Outre les domaines de pratique précédemment mentionnés, le cabinet a su se démarquer dans d’autres secteurs au bénéfice de ses clients. Dans les années 1980, Michel Yergeau fonde l’équipe en droit de l’environnement, faisant de Lavery, O’Brien le premier cabinet d’avocats disposant d’une telle pratique au Canada. Au cours de la même décennie, Raymond Doray contribue au développement d’un nouveau domaine de pratique : le droit à l’information et à la protection des renseignements personnels. En outre, la pratique bien établie du cabinet en matière de droit des assurances se diversifie pour inclure de nouveaux champs comme la responsabilité du fabricant, la responsabilité professionnelle et la responsabilité médicale. 

Fusion de Lavery, O'Brien avec le cabinet Gagnon, de Billy, Cantin, Beaudoin, Lesage & Associés de Québec – 1991

Lavery, O’Brien fusionne avec le cabinet Gagnon, de Billy, Cantin, Beaudoin, Lesage & Associés de Québec.
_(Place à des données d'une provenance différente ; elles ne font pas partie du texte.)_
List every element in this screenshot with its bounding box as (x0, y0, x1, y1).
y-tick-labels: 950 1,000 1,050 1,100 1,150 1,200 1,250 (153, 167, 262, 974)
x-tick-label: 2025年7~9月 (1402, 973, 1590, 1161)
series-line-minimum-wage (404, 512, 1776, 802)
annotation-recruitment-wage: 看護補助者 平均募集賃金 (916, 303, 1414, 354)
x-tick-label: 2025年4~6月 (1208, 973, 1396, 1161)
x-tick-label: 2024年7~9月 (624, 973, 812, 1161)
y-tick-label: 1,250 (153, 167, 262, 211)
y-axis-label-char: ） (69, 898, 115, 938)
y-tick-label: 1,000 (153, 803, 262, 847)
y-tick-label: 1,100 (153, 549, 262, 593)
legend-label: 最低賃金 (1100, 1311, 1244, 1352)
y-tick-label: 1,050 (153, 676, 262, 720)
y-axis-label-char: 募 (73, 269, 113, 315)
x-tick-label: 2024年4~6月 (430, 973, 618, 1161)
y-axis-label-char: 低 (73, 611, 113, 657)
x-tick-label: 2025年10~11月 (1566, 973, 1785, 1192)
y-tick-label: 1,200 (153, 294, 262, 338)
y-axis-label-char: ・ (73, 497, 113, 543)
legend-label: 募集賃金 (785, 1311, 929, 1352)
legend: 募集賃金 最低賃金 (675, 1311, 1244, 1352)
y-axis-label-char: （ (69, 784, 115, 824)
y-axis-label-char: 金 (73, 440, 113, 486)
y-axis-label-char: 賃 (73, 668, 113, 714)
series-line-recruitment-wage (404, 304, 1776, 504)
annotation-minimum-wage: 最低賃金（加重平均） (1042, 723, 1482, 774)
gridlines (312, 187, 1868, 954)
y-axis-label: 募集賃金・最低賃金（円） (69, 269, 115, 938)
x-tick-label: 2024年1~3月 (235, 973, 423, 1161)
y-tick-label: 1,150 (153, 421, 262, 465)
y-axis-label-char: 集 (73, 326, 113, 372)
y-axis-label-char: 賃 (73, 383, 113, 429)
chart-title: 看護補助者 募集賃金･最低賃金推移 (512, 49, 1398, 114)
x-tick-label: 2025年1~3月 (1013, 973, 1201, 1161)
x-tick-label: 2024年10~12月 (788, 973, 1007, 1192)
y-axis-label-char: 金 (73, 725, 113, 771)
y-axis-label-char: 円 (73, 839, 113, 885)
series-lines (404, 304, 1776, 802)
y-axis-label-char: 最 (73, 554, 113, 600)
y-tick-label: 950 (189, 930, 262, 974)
Cette transaction historique a été négociée avec maestria par André Laurin et Robert W. Mason pour Montréal ainsi que par Pierre Beaudoin et Pierre Cantin pour Québec.

La fusion Montréal-Québec de 1991 était un mariage naturel. En effet, les domaines de pratique étaient semblables, notamment le droit des affaires, le droit des assurances et le droit du travail. La structure de gestion était semblable et les cultures d’entreprise comparables. Les deux cabinets regroupaient également des juristes et avocats plaidants de grande qualité, très bien formés et respectés par les tribunaux et le système judiciaire dans son ensemble. Pour la partie montréalaise, cette fusion a permis d’assurer au nouveau cabinet Lavery, de Billy une forte présence dans la Vieille Capitale et dans l’est du Québec ainsi qu’auprès des services gouvernementaux. Pour la partie québécoise, la fusion s’est révélée une occasion d’étendre son rayonnement dans le reste du Canada et ailleurs dans le monde, de même que la gamme des services juridiques offerts aux clients. 

34 avocats et une soixantaine de membres du personnel du bureau montréalais du cabinet Desjardins Ducharme se joignent à Lavery – 2007

En octobre, 34 avocats et une soixantaine de membres du personnel du bureau montréalais du cabinet Desjardins Ducharme se joignent à Lavery. Ce regroupement a renforcé les secteurs de pratique du cabinet en litige commercial et en droit des affaires. Cependant, l’intégration de près de 100 personnes simultanément présentait d’importantes difficultés logistiques qui ont été résolues avec compétence et célérité par les responsables des différents services administratifs du cabinet et leur personnel.

Cette importante transaction a été négociée par Rick Dolan, Élise Poisson et Jean-François Hotte pour Lavery, et André Vautour, Gérard Coulombe et Jean Legault pour Desjardins Ducharme. Le regroupement de 2007 s’inscrivait dans la foulée d’un virage stratégique que Lavery avait entrepris au début des années 2000 pour renforcer sa pratique en droit des affaires afin de tirer pleinement avantage des possibilités d’affaires au Canada et ailleurs dans le monde. Le cabinet était maintenant mieux positionné pour réaliser divers mandats transactionnels, notamment en matière de fusions et acquisitions, de valeurs mobilières et de placements privés. 

Une centaine d'avocats, notaires et membres du personnel du cabinet Heenan Blaikie se joignent à Lavery – 2014

En mars 2014, 45 avocats et une cinquantaine de notaires et membres du personnel des bureaux de Montréal, Sherbrooke et Trois-Rivières du cabinet Heenan Blaikie se sont joints à Lavery.

L’arrivée de ces professionnels a contribué à faire de Lavery le cabinet régional numéro 1 au Québec et a renforcé sa position en tant que leader au sein de la communauté d’affaires au Québec et hors-Québec, notamment dans des domaines de pratique névralgiques tels que le droit des affaires, le droit du travail et de l’emploi et le litige.